Question

Which of the following has all 4 types of \(C\)-atoms, i.e., \(1^{\circ}, 2^{\circ}, 3^{\circ}\) and \(4^{\circ} \mathrm{C}\)-atoms? (A) CC1(C)CCCCC1 (B) Iso-octane (C) CC1CCC2CCCCC2C1 (D) Neo-pentane

Short answer

None of the given molecules (A, B, C, and D) have all 4 types of carbon atoms (1°, 2°, 3°, and 4°).

Step-by-step solution

Identify the 4 types of carbon atoms

Before analyzing the given molecules, it's important to understand the 4 types of carbon atoms: - 1° (primary) carbon atom: bonded to only one other carbon atom. - 2° (secondary) carbon atom: bonded to two other carbon atoms. - 3° (tertiary) carbon atom: bonded to three other carbon atoms. - 4° (quaternary) carbon atom: bonded to four other carbon atoms.

Analyze molecule (A)

Molecule A: CC1(C)CCCCC1 This molecule contains a 7-membered ring with a methyl group bonded to one of the carbons in the ring. The carbons in the ring are 2°, and the methyl group's carbon is 1°. There are no 3° or 4° carbon atoms in this molecule.

Analyze molecule (B)

Molecule B: Iso-octane (2,2,4-trimethylpentane) The structure of iso-octane consists of a pentane chain, with methyl groups attached to the second and fourth carbons from one end. The carbon atoms in the main chain are 2°, except for the terminal carbons, which are 1°. The carbons in the methyl groups are also 1°. There are no 3° or 4° carbon atoms in this molecule.

Analyze molecule (C)

Molecule C: CC1CCC2CCCCC2C1 This molecule contains two fused rings: a 5-membered ring and a 6-membered ring. The carbons that are shared between the two rings are 3°. The other carbons in the rings are 2°, except for the carbons in the methyl group, which are 1°. There are no 4° carbon atoms in this molecule.

Analyze molecule (D)

Molecule D: Neo-pentane (2,2-dimethylpropane) Neo-pentane has a central carbon atom (4°) bonded to four other carbons and three peripheral carbon atoms that are bonded to one other carbon atom (1°) as methyl groups. The central carbon atom is a 4° carbon, while the other carbon atoms are 1°.

Determine the molecule with all 4 types of carbon atoms

After analyzing all the molecules, we can see that none of the given molecules have all 4 types of carbon atoms (1°, 2°, 3°, and 4°).

Key concepts

primary carbon

In organic chemistry, a primary carbon is vital in molecular structure recognition. It is characterized by being bonded to only one other carbon atom. This feature makes primary carbons the least branched in a carbon chain. You can often find them at the terminal ends of a carbon chain, where they have the flexibility for various chemical reactions.

For instance, take molecule B, iso-octane. This molecule includes primary carbons at its terminal ends as well as in its additional methyl groups. These primary carbons exhibit fewer steric hindrances due to minimal branching, allowing for reactions that primary carbons typically undergo, such as substitutions and oxidations.

secondary carbon

Secondary carbons play a pivotal role in the structure of organic compounds. These carbons are bonded to two other carbon atoms. Their position makes them key sites for certain types of reactions, especially in alcohol and alkane chemistry.

In our examples, molecule A demonstrates secondary carbons within the ring structure. Such carbons are centrally located and can often partake in reactions involving rearrangements, showcasing their importance in synthesizing more complex structures. Secondary carbons can be identified in linear chains as well as branched hydrocarbons, indicating where the molecule's flexibility in reactions lies.

tertiary carbon

Tertiary carbons are fascinating because they are bonded to three other carbon atoms. This bonding structure increases the steric bulk around the carbon, impacting how it interacts with other molecules. In chemical reactions, tertiary carbons are less likely to participate in substitutions than primary or secondary carbons but are more reactive in forming carbocations.

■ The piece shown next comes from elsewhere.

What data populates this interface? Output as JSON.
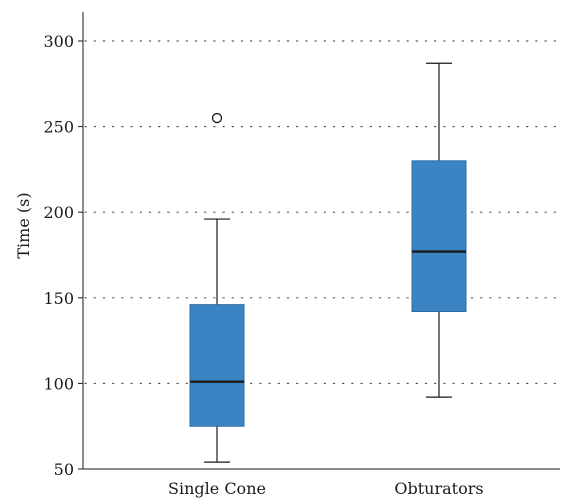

Molecule C includes tertiary carbons where two rings overlap. These positions are significant since they add to the molecule's stability and play a role in maintaining its three-dimensional structure. Due to their unique bonding, tertiary carbons also play a crucial part in organic syntheses and stability analyses.

quaternary carbon

Quaternary carbons are unique as they are bonded to four other carbon atoms, featuring no hydrogen atoms directly attached to them. This makes them the most branched and offers significant rigidity and stability to a molecule’s structure.

Molecule D, neo-pentane, is a classic example of a molecule containing a quaternary carbon at its center. This four-way junction provides stability but limits reactivity. The lack of hydrogen atoms makes it unlikely for these carbons to engage in common hydrogen-related reactions, such as hydrations or oxidations. These carbon atoms, however, contribute to the strong structural framework of many complex organic compounds.